By Holly from Lancaster, WI
You can put a dryer sheet in your pocket and it will keep bugs away from you. (05/13/2010)
Hang them on an outside bush or tree, so the moose will be less likely to eat your shrubs and trees. (05/13/2010)
I have used them to stuff homemade pillows used in dog and cat beds. Then you can toss them in the laundry. They dry quickly, too. (05/14/2010)
By Sue Nugent
Clean paint brushes: Soak your used paintbrushes in warm water with a dryer sheet and that pesky latex paint will come off in under a minute. (05/14/2010)
Suntydt, what a clever idea. I never heard of one, but am going to try it!

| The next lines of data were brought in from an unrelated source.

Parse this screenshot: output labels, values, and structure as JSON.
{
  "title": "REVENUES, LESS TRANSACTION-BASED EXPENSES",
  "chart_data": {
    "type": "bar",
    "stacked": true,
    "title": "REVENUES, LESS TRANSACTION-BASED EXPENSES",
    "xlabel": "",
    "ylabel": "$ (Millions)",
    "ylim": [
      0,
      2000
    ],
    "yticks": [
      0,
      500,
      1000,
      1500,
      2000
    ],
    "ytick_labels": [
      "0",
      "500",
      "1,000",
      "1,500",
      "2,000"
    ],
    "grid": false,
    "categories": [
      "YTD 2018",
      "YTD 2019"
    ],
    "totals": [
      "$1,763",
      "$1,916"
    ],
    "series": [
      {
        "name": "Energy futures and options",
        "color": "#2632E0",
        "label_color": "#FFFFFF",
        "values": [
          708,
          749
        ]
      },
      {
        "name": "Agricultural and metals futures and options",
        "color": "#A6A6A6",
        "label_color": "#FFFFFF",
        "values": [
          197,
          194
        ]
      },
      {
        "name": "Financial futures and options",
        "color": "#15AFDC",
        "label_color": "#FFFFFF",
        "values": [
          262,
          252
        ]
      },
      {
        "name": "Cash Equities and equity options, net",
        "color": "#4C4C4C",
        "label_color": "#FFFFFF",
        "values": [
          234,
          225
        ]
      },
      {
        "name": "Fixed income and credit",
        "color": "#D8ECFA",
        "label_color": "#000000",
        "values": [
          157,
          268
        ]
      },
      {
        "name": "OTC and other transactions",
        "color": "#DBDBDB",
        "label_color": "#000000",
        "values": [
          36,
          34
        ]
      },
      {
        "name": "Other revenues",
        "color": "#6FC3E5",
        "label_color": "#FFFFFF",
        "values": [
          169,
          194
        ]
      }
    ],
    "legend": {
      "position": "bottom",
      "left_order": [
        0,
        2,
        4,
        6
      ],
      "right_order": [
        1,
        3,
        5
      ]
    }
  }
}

I put a dryer sheet in my suitcase when I pack for a trip to keep my clothes smelling nice and put them under the seats of my car to keep my car smelling good, too. Also, for a quick tip on wrinkled clothes, toss them in the dryer with one for a quick wrinkle release if no time to iron. (05/14/2010)

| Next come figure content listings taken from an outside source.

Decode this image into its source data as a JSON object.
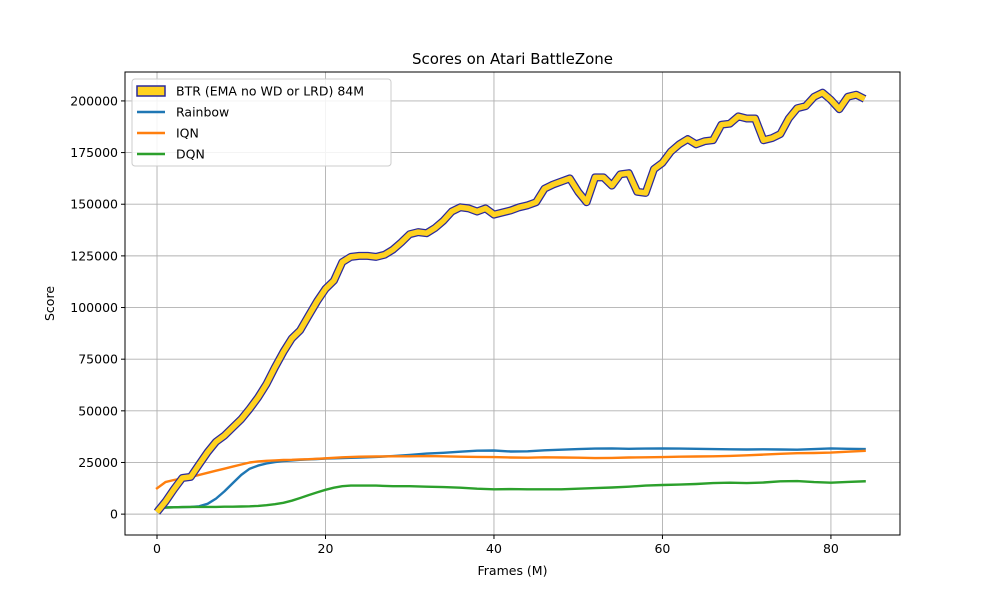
{
  "chart_data": {
    "type": "line",
    "title": "Scores on Atari BattleZone",
    "xlabel": "Frames (M)",
    "ylabel": "Score",
    "xlim": [
      -3.8,
      88.2
    ],
    "ylim": [
      -10100,
      214000
    ],
    "xticks": [
      0,
      20,
      40,
      60,
      80
    ],
    "yticks": [
      0,
      25000,
      50000,
      75000,
      100000,
      125000,
      150000,
      175000,
      200000
    ],
    "grid": true,
    "legend_position": "upper-left",
    "series": [
      {
        "name": "BTR (EMA no WD or LRD) 84M",
        "color": "#ffd21f",
        "edge_color": "#2a2a9c",
        "style": "outlined",
        "x": [
          0,
          1,
          2,
          3,
          4,
          5,
          6,
          7,
          8,
          9,
          10,
          11,
          12,
          13,
          14,
          15,
          16,
          17,
          18,
          19,
          20,
          21,
          22,
          23,
          24,
          25,
          26,
          27,
          28,
          29,
          30,
          31,
          32,
          33,
          34,
          35,
          36,
          37,
          38,
          39,
          40,
          41,
          42,
          43,
          44,
          45,
          46,
          47,
          48,
          49,
          50,
          51,
          52,
          53,
          54,
          55,
          56,
          57,
          58,
          59,
          60,
          61,
          62,
          63,
          64,
          65,
          66,
          67,
          68,
          69,
          70,
          71,
          72,
          73,
          74,
          75,
          76,
          77,
          78,
          79,
          80,
          81,
          82,
          83,
          84
        ],
        "y": [
          1000,
          6000,
          12000,
          17500,
          18000,
          24000,
          30000,
          35000,
          38000,
          42000,
          46000,
          51000,
          56500,
          63000,
          71000,
          78500,
          85000,
          89000,
          96000,
          103000,
          109000,
          113000,
          122000,
          124500,
          125000,
          125000,
          124500,
          125500,
          128000,
          131500,
          135500,
          136500,
          136000,
          138500,
          142000,
          146500,
          148500,
          148000,
          146500,
          148000,
          145000,
          146000,
          147000,
          148500,
          149500,
          151000,
          157500,
          159500,
          161000,
          162500,
          156000,
          151000,
          163000,
          163000,
          159000,
          164500,
          165000,
          156000,
          155500,
          167000,
          170000,
          175500,
          179000,
          181500,
          179000,
          180500,
          181000,
          188500,
          189000,
          192500,
          191500,
          191500,
          181000,
          182000,
          184000,
          191500,
          196500,
          197500,
          202000,
          204000,
          200500,
          196000,
          202000,
          203000,
          201000
        ]
      },
      {
        "name": "Rainbow",
        "color": "#1f77b4",
        "x": [
          0,
          1,
          2,
          3,
          4,
          5,
          6,
          7,
          8,
          9,
          10,
          11,
          12,
          13,
          14,
          15,
          16,
          17,
          18,
          19,
          20,
          22,
          24,
          26,
          28,
          30,
          32,
          34,
          36,
          38,
          40,
          42,
          44,
          46,
          48,
          50,
          52,
          54,
          56,
          58,
          60,
          62,
          64,
          66,
          68,
          70,
          72,
          74,
          76,
          78,
          80,
          82,
          84
        ],
        "y": [
          3000,
          3200,
          3300,
          3400,
          3500,
          3800,
          5000,
          7500,
          11000,
          15000,
          19000,
          22000,
          23500,
          24500,
          25200,
          25700,
          26000,
          26300,
          26500,
          26700,
          26900,
          27100,
          27400,
          27700,
          28100,
          28600,
          29300,
          29700,
          30200,
          30700,
          30800,
          30300,
          30400,
          30900,
          31200,
          31500,
          31700,
          31800,
          31600,
          31700,
          31800,
          31700,
          31600,
          31500,
          31400,
          31300,
          31400,
          31300,
          31200,
          31500,
          31800,
          31600,
          31500
        ]
      },
      {
        "name": "IQN",
        "color": "#ff7f0e",
        "x": [
          0,
          1,
          2,
          3,
          4,
          5,
          6,
          7,
          8,
          9,
          10,
          11,
          12,
          13,
          14,
          15,
          16,
          17,
          18,
          19,
          20,
          22,
          24,
          26,
          28,
          30,
          32,
          34,
          36,
          38,
          40,
          42,
          44,
          46,
          48,
          50,
          52,
          54,
          56,
          58,
          60,
          62,
          64,
          66,
          68,
          70,
          72,
          74,
          76,
          78,
          80,
          82,
          84
        ],
        "y": [
          12500,
          15500,
          16500,
          17300,
          18000,
          19000,
          20000,
          21000,
          22000,
          23000,
          24000,
          25000,
          25500,
          25800,
          26000,
          26200,
          26300,
          26500,
          26600,
          26800,
          27000,
          27500,
          27800,
          27900,
          28000,
          28000,
          28100,
          28000,
          27800,
          27700,
          27600,
          27400,
          27300,
          27500,
          27400,
          27300,
          27100,
          27200,
          27400,
          27500,
          27600,
          27800,
          27900,
          28000,
          28200,
          28500,
          28800,
          29200,
          29500,
          29600,
          29800,
          30200,
          30600
        ]
      },
      {
        "name": "DQN",
        "color": "#2ca02c",
        "x": [
          0,
          1,
          2,
          3,
          4,
          5,
          6,
          7,
          8,
          9,
          10,
          11,
          12,
          13,
          14,
          15,
          16,
          17,
          18,
          19,
          20,
          21,
          22,
          23,
          24,
          26,
          28,
          30,
          32,
          34,
          36,
          38,
          40,
          42,
          44,
          46,
          48,
          50,
          52,
          54,
          56,
          58,
          60,
          62,
          64,
          66,
          68,
          70,
          72,
          74,
          76,
          78,
          80,
          82,
          84
        ],
        "y": [
          3000,
          3200,
          3300,
          3400,
          3500,
          3500,
          3500,
          3500,
          3600,
          3600,
          3700,
          3800,
          4000,
          4300,
          4800,
          5500,
          6500,
          7800,
          9200,
          10500,
          11800,
          12800,
          13500,
          13800,
          13800,
          13800,
          13500,
          13500,
          13300,
          13100,
          12800,
          12300,
          12000,
          12100,
          12000,
          12000,
          12000,
          12300,
          12600,
          12900,
          13300,
          13800,
          14100,
          14300,
          14600,
          15000,
          15200,
          15000,
          15300,
          15900,
          16000,
          15500,
          15200,
          15600,
          15900
        ]
      }
    ]
  }
}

I use two of them on my Swiffer as a dust mop, so I only have to buy one product (that is the cheaper one) and still get two uses out of it. (05/14/2010)
I use dryer sheets to make my own "Febreze". Just put an unused dryer sheet into the spray bottle and let sit for couple of days and you have cheap homemade Febreze (05/14/2010)
I put a dryer sheet into my burned pots and let sit overnight and wipe out. Easier than scrubbing those burned pots and pans.
Also, I use dryer sheets for keeping bugs away. Stick one in your pocket with little bit hanging out and those bugs will leave you alone. (05/14/2010)
The best use of a dryer sheet I have ever tried, is to place one in a baking pan that has burnt on, stuck on "gunk" leave it overnight with water in the pan, as well, and in the morning the "gunk" glides off. It is terrific! (05/14/2010)
By Romi Sebald
Even after they've done their work in the dryer,
save them to clean the dryer vent of lint. They
work very well collecting every bit of the lint, then
just toss the lint in the yard for little birds to line
their nests with.
Used dryer sheets work great on dusty TV and
computer screens. There may be some screens
that we're not supposed to touch, but everything I
have is old so I can use them just fine.
If you have stinky feet, stuff a dryer sheet into
each sneaker or shoe and the shoes will smell
a lot nicer.
Keep fresh dryer sheets in the linen closet and
maybe one in your lingerie drawer. If I can find
dryer sheets which have a lavender fragrance, those
are the best of all.
If you have books that have gotten damp, dry them
out by placing used dryer sheets between pages.
Store books with fresh dryer sheets to retard mold.
Hope this helps. Julia in Boca Raton, FL
Going over a pets coat is supposed to keep them from feeling the static from thunder and lightning, also at the gas station keep one in your pocket to reduce static, but still touch the steel frame of the car before pumping gas. I like them after they are used because they don't have lint on them.
Here are some more uses:
By Robyn Fed
I put them inside my brother's shoes to control the stinkiness.
Put them in boxes and containers of items to be stored for awhile to control the stale odors that accumulated in them.
I don't use a mousepad and my mouse is wireless; I wipe down the hard surface of my desk with an used dryer sheet and it makes it easier to use my mouse. (05/15/2010)
Wet ones take bugs off of cars. Rub one on frizzy hair, poof all gone! Put in vacuum bags for fresh air when you clean. Keep one in bottom of trash cans, closets, luggage, etc. (06/04/2010)
What are some other uses for dryer sheets?
I keep my used dryer sheets in an empty Clorox Bleach Wipe container.
Extend the life of your dryer sheets. First they are extremely useful for cleaning the lint trap.
When I am done with a load of laundry I take the used dryer sheet and throw it back into the dryer in case I need a touch up on an item of clothing.